Bembeyaz kıyafetli, elinde kamera taşıyan bir kadın…
İnternet Fenomeni
Kadına yaklaştıklarında, “Siz Türk müsünüz?” diyen bir ses duyunca donup kaldılar. Kadın gülümsedi: “Ben Selin. Bir seyahat vlogger’ıyım. Bu kabileyle belgesel çekimi yapıyorum.”
Selin, dünyada milyonlarca takipçisi olan ünlü bir internet fenomeniydi.

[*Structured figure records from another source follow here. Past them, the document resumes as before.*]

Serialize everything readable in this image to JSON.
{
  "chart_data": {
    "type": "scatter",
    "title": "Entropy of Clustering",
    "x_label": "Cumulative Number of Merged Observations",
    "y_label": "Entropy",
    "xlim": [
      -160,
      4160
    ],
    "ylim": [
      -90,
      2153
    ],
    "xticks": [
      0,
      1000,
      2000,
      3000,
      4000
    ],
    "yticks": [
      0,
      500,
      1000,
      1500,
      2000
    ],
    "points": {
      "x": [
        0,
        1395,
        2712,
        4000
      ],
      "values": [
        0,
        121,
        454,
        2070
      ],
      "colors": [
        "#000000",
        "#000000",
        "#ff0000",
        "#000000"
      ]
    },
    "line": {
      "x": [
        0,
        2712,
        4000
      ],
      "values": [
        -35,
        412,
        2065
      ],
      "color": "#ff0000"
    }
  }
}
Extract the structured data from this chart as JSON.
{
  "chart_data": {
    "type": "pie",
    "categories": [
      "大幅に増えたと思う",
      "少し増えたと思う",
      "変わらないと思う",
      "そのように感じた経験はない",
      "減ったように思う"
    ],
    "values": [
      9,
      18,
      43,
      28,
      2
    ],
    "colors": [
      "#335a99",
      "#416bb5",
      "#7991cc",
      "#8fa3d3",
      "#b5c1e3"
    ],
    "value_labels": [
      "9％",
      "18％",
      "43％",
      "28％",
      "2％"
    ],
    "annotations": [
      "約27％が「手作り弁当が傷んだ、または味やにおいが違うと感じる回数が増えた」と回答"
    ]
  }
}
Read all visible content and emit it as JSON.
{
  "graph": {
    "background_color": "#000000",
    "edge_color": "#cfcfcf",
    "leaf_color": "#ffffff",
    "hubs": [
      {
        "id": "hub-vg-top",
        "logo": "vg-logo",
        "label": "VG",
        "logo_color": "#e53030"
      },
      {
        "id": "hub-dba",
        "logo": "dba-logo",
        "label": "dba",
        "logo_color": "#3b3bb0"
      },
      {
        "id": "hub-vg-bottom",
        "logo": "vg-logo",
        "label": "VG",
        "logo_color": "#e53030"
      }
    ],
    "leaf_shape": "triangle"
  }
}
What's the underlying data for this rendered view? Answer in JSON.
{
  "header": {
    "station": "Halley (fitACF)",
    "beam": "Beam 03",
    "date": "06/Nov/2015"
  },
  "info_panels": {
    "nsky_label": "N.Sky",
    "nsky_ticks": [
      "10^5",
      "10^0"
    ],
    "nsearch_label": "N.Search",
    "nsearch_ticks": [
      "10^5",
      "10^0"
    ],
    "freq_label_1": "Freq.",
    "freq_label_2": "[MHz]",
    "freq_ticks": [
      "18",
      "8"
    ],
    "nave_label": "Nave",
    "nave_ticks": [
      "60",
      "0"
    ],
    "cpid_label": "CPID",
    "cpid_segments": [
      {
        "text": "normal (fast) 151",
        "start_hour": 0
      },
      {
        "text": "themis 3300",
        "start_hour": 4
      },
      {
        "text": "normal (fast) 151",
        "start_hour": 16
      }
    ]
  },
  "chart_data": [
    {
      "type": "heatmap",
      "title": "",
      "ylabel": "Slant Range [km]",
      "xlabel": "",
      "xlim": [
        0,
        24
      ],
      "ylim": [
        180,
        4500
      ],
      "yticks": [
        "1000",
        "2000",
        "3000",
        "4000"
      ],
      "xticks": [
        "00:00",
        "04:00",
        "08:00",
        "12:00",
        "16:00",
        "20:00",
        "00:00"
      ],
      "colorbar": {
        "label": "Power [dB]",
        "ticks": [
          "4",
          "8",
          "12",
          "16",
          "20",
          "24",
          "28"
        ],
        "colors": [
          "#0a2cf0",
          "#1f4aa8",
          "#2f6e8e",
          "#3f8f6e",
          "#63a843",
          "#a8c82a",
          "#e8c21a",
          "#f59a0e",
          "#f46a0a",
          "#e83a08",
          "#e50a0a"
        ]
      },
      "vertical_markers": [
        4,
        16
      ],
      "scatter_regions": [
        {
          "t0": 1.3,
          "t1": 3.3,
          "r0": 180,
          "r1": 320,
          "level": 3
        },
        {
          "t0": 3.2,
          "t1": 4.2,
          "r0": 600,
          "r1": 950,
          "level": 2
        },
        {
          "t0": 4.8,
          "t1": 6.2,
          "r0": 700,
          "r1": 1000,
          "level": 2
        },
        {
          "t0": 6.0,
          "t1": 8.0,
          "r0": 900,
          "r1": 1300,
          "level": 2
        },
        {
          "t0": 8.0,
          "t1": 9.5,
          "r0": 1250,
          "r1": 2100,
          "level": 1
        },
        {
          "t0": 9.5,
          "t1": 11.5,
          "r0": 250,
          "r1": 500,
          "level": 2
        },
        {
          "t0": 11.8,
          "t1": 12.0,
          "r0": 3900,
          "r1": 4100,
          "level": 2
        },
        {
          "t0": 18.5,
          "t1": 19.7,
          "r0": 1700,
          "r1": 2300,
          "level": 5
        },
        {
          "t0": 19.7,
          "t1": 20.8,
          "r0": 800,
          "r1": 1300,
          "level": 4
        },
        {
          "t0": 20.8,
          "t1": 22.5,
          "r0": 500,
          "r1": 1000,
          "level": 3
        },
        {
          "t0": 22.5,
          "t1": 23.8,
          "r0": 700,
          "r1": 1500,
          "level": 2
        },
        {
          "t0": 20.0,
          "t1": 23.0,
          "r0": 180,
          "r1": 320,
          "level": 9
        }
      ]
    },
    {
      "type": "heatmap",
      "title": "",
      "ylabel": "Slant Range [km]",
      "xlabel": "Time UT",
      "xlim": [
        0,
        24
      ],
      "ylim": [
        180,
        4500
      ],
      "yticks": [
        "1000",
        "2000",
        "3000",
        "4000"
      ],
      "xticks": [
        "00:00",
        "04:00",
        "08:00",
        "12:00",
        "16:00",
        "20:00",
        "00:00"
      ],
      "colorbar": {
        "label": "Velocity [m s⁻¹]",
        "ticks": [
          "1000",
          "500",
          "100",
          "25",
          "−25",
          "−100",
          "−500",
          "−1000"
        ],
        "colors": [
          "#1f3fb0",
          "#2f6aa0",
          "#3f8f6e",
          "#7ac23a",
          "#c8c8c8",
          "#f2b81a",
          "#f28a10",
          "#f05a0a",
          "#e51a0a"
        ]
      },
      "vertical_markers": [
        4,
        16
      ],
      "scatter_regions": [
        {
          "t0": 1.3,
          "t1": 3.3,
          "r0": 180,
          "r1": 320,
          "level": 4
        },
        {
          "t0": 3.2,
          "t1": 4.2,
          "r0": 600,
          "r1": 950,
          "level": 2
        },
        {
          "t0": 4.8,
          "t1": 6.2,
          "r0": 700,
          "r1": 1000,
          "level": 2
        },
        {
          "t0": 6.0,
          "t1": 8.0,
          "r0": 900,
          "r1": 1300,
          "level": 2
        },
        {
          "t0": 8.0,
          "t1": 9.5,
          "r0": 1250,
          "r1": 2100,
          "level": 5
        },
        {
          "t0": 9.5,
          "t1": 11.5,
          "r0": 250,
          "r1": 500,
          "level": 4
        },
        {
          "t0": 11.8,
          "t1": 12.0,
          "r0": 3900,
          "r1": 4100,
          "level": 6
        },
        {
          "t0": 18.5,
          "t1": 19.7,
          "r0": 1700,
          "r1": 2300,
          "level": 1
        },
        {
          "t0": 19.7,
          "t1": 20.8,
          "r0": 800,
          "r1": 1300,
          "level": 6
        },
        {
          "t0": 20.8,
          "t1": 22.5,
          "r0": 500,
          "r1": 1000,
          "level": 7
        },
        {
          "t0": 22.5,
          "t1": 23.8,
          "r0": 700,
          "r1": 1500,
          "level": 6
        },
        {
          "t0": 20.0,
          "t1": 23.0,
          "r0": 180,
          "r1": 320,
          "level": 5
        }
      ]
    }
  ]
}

Aylar önce kabileye gelmiş, güvenlerini kazanmıştı. Onu görünce gençler umutla
doldu.
Durumu anlattıklarında Selin, “Buradan çıkmak kolay değil, ama bir planım var”
dedi.
Ertesi gün, Selin’in çekim ekibi kabileye yardım malzemeleri getirdiğinde, gençler de onlara katıldı. Kamera çantalarının arasında gizlice modern telsiz ve uydu telefonları vardı.
Kurtuluş
Selin, kabile reisinden izin alarak gençleri “çekim için” ormana götürdü.
Aslında ekibin aracı yakınlardaki bir güvenli bölgedeydi. Yürüyerek saatlerce
ilerlediler ve nihayet modern bir arazi aracına ulaştılar.
Yolda uydu telefonuyla Kenya’daki Türk Konsolosluğu’na haber verildi.
Birkaç gün sonra, dört genç Türkiye’ye döndü. Havalimanında ailelerine
sarıldıklarında, gözlerinden yaşlar süzülüyordu.
Emel, “Teknolojinin değerini, onu kaybedince anladık” dedi. Kenan ise gülerek,
“Ama kabile yemeklerini de özleyeceğim” diye ekledi.
Selin, hikâyelerini YouTube kanalında “Afrika’da Kaybolan 4 Türk Gencin
Macerası” adıyla yayınladı ve milyonlar izledi.
Gençler, o korku dolu günleri unutmayacaklarını biliyorlardı.
Kayboluş, hayatlarının en büyük macerası olarak hafızalarına kazınmıştı.